An Interpretable Generalization Mechanism for Accurately Detecting Anomaly and Identifying Networking Intrusion Techniques

Recent advancements in Intrusion Detection Systems (IDS), integrating Explainable AI (XAI) methodologies, have led to notable improvements in system performance via precise feature selection. However, a thorough understanding of cyber-attacks requires inherently explainable decision-making processes within IDS. In this paper, we present the Interpretable Generalization Mechanism (IG), poised to revolutionize IDS capabilities. IG discerns coherent patterns, making it interpretable in distinguishing between normal and anomalous network traffic. Further, the synthesis of coherent patterns sheds light on intricate intrusion pathways, providing essential insights for cybersecurity forensics. By experiments with real-world datasets NSL-KDD, UNSW-NB15, and UKM-IDS20, IG is accurate even at a low ratio of training-to-test. With 10%-to-90%, IG achieves Precision (PRE)=0.93, Recall (REC)=0.94, and Area Under Curve (AUC)=0.94 in NSL-KDD; PRE=0.98, REC=0.99, and AUC=0.99 in UNSW-NB15; and PRE=0.98, REC=0.98, and AUC=0.99 in UKM-IDS20. Notably, in UNSW-NB15, IG achieves REC=1.0 and at least PRE=0.98 since 40%-to-60%; in UKM-IDS20, IG achieves REC=1.0 and at least PRE=0.88 since 20%-to-80%. Importantly, in UKM-IDS20, IG successfully identifies all three anomalous instances without prior exposure, demonstrating its generalization capabilities. These results and inferences are reproducible. In sum, IG showcases superior generalization by consistently performing well across diverse datasets and training-to-test ratios (from 10%-to-90% to 90%-to-10%), and excels in identifying novel anomalies without prior exposure. Its interpretability is enhanced by coherent evidence that accurately distinguishes both normal and anomalous activities, significantly improving detection accuracy and reducing false alarms, thereby strengthening IDS reliability and trustworthiness.

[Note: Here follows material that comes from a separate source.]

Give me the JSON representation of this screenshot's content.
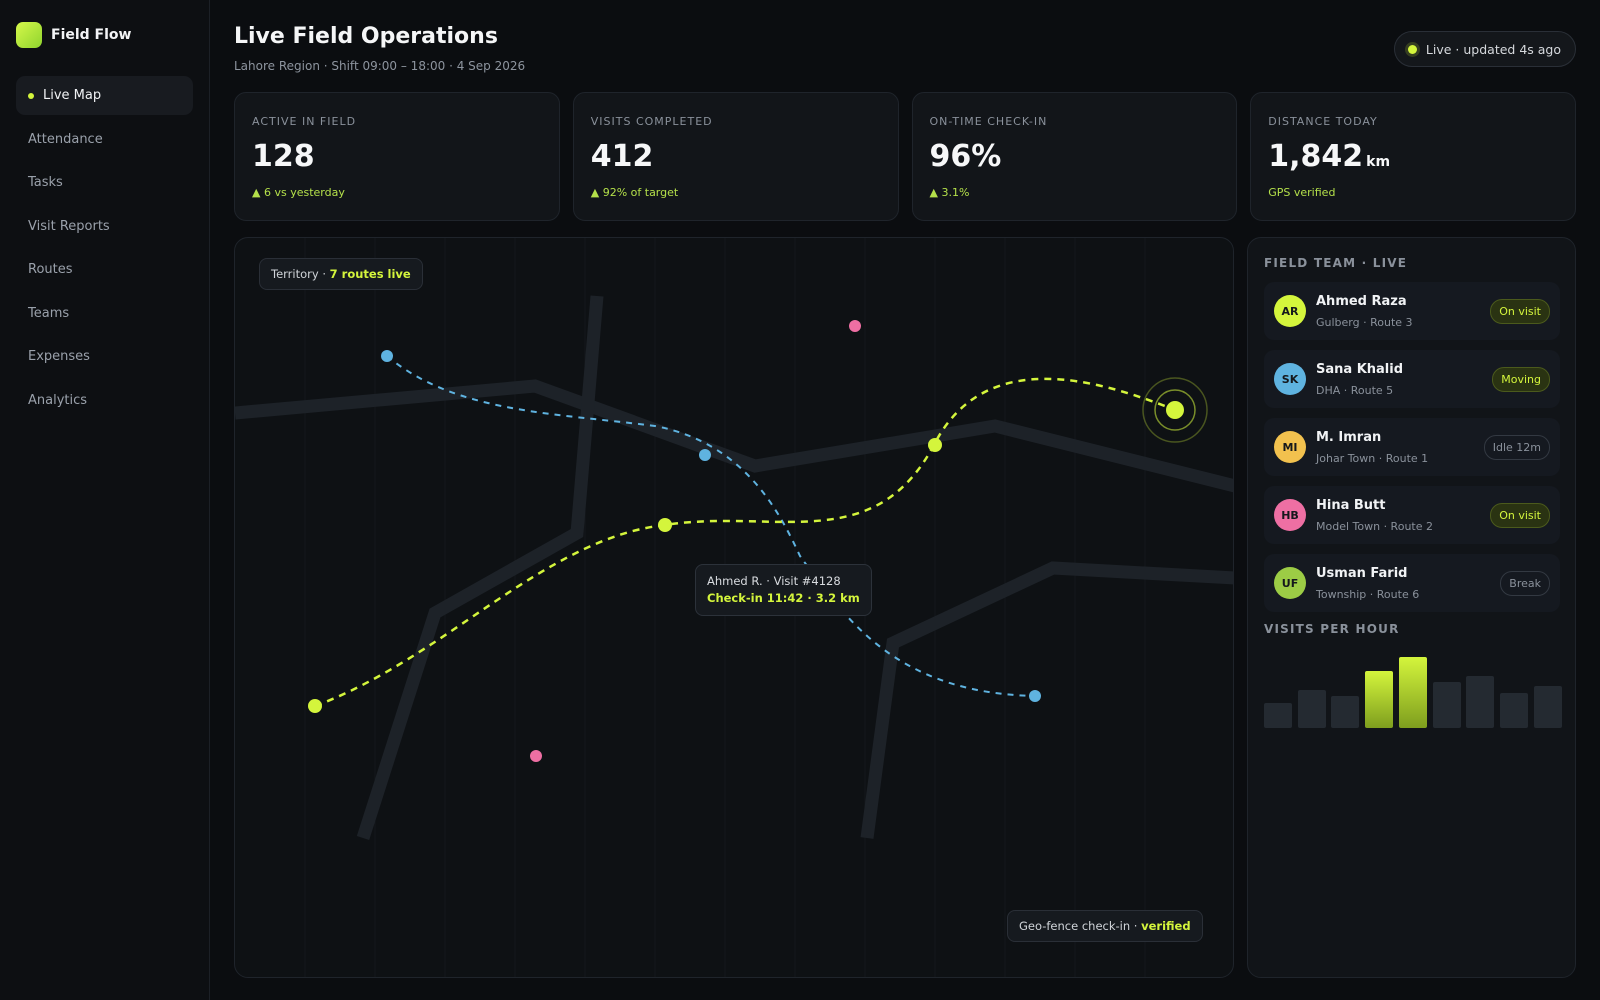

翻译：近期，入侵检测系统（IDS）通过整合可解释人工智能（XAI）方法，借助精确的特征选择实现了系统性能的显著提升。然而，要深入理解网络攻击，需要IDS内部具备本质可解释的决策过程。本文提出了一种可解释泛化机制（IG），有望彻底革新IDS的能力。IG能够识别连贯模式，使其在区分正常与异常网络流量时具备可解释性。此外，对连贯模式的综合揭示了复杂的入侵路径，为网络安全取证提供了关键洞见。通过在真实数据集NSL-KDD、UNSW-NB15和UKM-IDS20上的实验，IG即使在较低的训练-测试比例下仍能保持高精度。在10%-90%的比例下，IG在NSL-KDD上实现了精确率（PRE）=0.93、召回率（REC）=0.94和曲线下面积（AUC）=0.94；在UNSW-NB15上实现了PRE=0.98、REC=0.99和AUC=0.99；在UKM-IDS20上实现了PRE=0.98、REC=0.98和AUC=0.99。值得注意的是，在UNSW-NB15中，自40%-60%比例起，IG实现了REC=1.0且至少PRE=0.98；在UKM-IDS20中，自20%-80%比例起，IG实现了REC=1.0且至少PRE=0.88。重要的是，在UKM-IDS20中，IG成功识别了所有三个先前未接触过的异常实例，证明了其泛化能力。这些结果与推论均可复现。总之，IG通过在不同数据集和训练-测试比例（从10%-90%到90%-10%）下持续表现优异，展示了卓越的泛化性能，并在识别先前未接触过的新型异常方面表现突出。其可解释性通过能够准确区分正常与异常活动的连贯证据得到增强，显著提高了检测精度并降低了误报，从而增强了IDS的可靠性与可信度。